Stop right there, turn around slowly, and DROP that picture in your mind of the little guy on the Lucky Charms cereal box. That jolly little imp, and his counterparts on greeting cards, pub signs, and your Aunt Margaret's stationery, bears almost no resemblance to the leprechauns of Irish mythology. To borrow a phrase from a long-dead philosopher writing about something entirely different, they were "nasty, brutish, and short." Leprechauns were grumpy, alcoholic, insufferable elves in the employ of Irish fairies. They made shoes for fairies (hence their depiction as cobblers) and guarded their treasure which to the leprechauns' eternal frustration was revealed occasionally to mortals by a rainbow. Somewhere in the course of the Irish American experience, the leprechaun took on the characteristics of the loveable, but ultimately contemptible, stage Irishman.

"Luck of the Irish" Refers to the Abundance of Good Fortune Long Enjoyed by the Irish

Really? What sort of luck is it that brings about 1,000 years of invasion, colonization, exploitation, starvation and mass emigration? In truth, this term has a happier, if not altogether positive, American origin. During the gold and silver rush years in the second half of the 19th century, a number of the most famous and successful miners were of Irish and Irish American birth. For example, James Fair, James Flood, William O'Brien and John Mackay were collectively known as the "Silver Kings" after they hit the famed Comstock Lode. Over time this association of the Irish with mining fortunes led to the expression "luck of the Irish." Of course, it carried with it a certain tone of derision, as if to say, only by sheer luck, as opposed to brains, could these fools succeed.

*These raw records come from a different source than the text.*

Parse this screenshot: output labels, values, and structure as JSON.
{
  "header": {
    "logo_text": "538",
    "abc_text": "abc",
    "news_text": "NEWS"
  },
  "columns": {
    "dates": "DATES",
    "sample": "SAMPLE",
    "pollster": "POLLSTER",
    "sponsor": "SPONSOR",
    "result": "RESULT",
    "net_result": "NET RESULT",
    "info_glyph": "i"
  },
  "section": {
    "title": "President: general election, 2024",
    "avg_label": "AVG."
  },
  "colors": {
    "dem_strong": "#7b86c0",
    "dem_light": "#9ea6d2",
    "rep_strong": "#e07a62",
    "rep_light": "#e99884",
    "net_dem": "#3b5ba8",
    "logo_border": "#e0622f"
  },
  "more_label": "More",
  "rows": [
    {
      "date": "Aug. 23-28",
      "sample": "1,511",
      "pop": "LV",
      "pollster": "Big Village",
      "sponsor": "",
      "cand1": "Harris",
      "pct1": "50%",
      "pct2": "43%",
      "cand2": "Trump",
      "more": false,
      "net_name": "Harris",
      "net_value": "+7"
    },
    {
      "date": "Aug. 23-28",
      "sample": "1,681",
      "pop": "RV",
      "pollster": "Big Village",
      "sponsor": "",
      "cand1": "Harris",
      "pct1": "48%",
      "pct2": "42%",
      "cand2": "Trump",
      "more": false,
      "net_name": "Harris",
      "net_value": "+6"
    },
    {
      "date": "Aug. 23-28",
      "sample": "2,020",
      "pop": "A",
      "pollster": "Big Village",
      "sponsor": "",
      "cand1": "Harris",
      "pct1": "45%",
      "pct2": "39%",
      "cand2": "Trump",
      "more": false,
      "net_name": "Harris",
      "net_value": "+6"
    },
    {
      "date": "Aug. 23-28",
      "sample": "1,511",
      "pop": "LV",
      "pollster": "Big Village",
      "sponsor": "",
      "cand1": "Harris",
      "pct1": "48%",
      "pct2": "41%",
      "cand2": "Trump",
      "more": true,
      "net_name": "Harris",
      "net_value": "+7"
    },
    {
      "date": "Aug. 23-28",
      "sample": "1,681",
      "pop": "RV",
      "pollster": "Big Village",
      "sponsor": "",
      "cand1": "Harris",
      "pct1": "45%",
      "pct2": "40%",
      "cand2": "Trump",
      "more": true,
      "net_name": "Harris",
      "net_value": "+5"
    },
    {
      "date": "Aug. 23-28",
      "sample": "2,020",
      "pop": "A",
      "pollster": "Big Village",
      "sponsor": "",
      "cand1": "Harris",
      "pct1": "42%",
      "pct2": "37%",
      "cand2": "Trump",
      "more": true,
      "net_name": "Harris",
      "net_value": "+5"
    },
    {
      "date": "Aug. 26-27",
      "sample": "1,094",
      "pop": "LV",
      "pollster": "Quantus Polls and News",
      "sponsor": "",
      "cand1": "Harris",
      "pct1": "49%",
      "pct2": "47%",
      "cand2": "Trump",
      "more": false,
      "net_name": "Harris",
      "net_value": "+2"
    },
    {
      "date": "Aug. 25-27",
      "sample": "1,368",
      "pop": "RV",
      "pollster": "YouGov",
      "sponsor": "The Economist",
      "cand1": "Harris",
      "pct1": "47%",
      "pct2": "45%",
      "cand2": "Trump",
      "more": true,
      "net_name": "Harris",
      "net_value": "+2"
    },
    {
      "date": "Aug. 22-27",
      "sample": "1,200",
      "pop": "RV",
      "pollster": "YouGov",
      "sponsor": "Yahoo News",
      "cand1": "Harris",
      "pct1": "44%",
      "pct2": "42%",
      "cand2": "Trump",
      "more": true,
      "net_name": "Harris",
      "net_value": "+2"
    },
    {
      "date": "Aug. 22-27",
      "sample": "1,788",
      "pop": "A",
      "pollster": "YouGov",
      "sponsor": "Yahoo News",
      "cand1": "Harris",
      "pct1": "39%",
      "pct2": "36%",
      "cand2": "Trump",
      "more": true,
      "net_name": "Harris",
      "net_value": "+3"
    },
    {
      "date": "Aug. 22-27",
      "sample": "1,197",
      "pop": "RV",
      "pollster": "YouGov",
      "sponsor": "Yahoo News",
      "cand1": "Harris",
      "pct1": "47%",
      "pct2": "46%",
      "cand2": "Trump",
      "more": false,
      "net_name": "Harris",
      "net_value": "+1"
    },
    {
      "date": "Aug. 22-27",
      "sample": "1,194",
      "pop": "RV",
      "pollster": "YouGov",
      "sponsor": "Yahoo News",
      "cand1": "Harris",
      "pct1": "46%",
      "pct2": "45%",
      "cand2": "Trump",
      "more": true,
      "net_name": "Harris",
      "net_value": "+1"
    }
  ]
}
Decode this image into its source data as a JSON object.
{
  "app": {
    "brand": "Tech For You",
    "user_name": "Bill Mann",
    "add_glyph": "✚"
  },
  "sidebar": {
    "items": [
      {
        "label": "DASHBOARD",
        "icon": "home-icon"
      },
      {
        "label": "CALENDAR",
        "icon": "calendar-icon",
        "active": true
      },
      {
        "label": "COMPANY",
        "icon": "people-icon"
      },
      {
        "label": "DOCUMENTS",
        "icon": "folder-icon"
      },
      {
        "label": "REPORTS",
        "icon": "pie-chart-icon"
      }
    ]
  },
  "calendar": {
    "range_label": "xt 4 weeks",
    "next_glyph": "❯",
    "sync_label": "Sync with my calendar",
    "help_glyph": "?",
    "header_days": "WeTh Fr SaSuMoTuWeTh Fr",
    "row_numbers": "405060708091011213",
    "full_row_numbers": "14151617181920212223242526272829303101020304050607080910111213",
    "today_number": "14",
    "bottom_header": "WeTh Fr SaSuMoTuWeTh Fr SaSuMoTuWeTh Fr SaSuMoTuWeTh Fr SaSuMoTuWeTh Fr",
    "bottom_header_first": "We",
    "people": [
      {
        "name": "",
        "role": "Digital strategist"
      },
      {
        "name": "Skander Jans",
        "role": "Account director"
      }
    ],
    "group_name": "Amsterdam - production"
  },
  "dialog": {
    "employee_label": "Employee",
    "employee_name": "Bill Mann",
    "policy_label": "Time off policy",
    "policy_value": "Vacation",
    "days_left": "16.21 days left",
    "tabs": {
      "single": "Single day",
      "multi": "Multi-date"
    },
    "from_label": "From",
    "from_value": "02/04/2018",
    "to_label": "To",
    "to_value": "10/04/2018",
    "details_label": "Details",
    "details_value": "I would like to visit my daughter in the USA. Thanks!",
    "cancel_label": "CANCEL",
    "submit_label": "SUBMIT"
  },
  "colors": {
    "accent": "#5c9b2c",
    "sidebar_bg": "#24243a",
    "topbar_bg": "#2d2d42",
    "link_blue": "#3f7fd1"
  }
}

Mc and Mac Distinguish One as Either Irish or Scottish

Both terms designate a person's ancestry. Mac is the Gaelic term for son and Mc is merely a shorthand version. Lord Blarney, for example, Cormac Mac Carthaig (McCarthy), was son of Carthaig. Neither "Mc" nor "Mac" signify an Irish or Scottish name. Both Mac and its contraction Mc are found in the traditional Gaelic societies of Scotland and Ireland.

And while we're at it, what's with all those O's? "O" is the Gaelic word for grandson. The apostrophe, which suggests a contraction, is a legacy of British colonialism. Misguided English bureaucrats assumed the O stood for the word "of" (as in "crack o' dawn") and added the apostrophe when compiling official records and census data. Over the centuries, many families dropped the O', which accounts for the existence of both O'Sullivan and Sullivan, O'Mahoney and Mahoney, etc. In recent decades many people in Ireland, and a few in the States, have dropped the apostrophe in favor of the more traditional spelling.

Edward O'Donnell is an Associate Professor of History at Holy Cross College. He is the author of 1001 Things Everyone Should Know About Irish-American History (Broadway Books).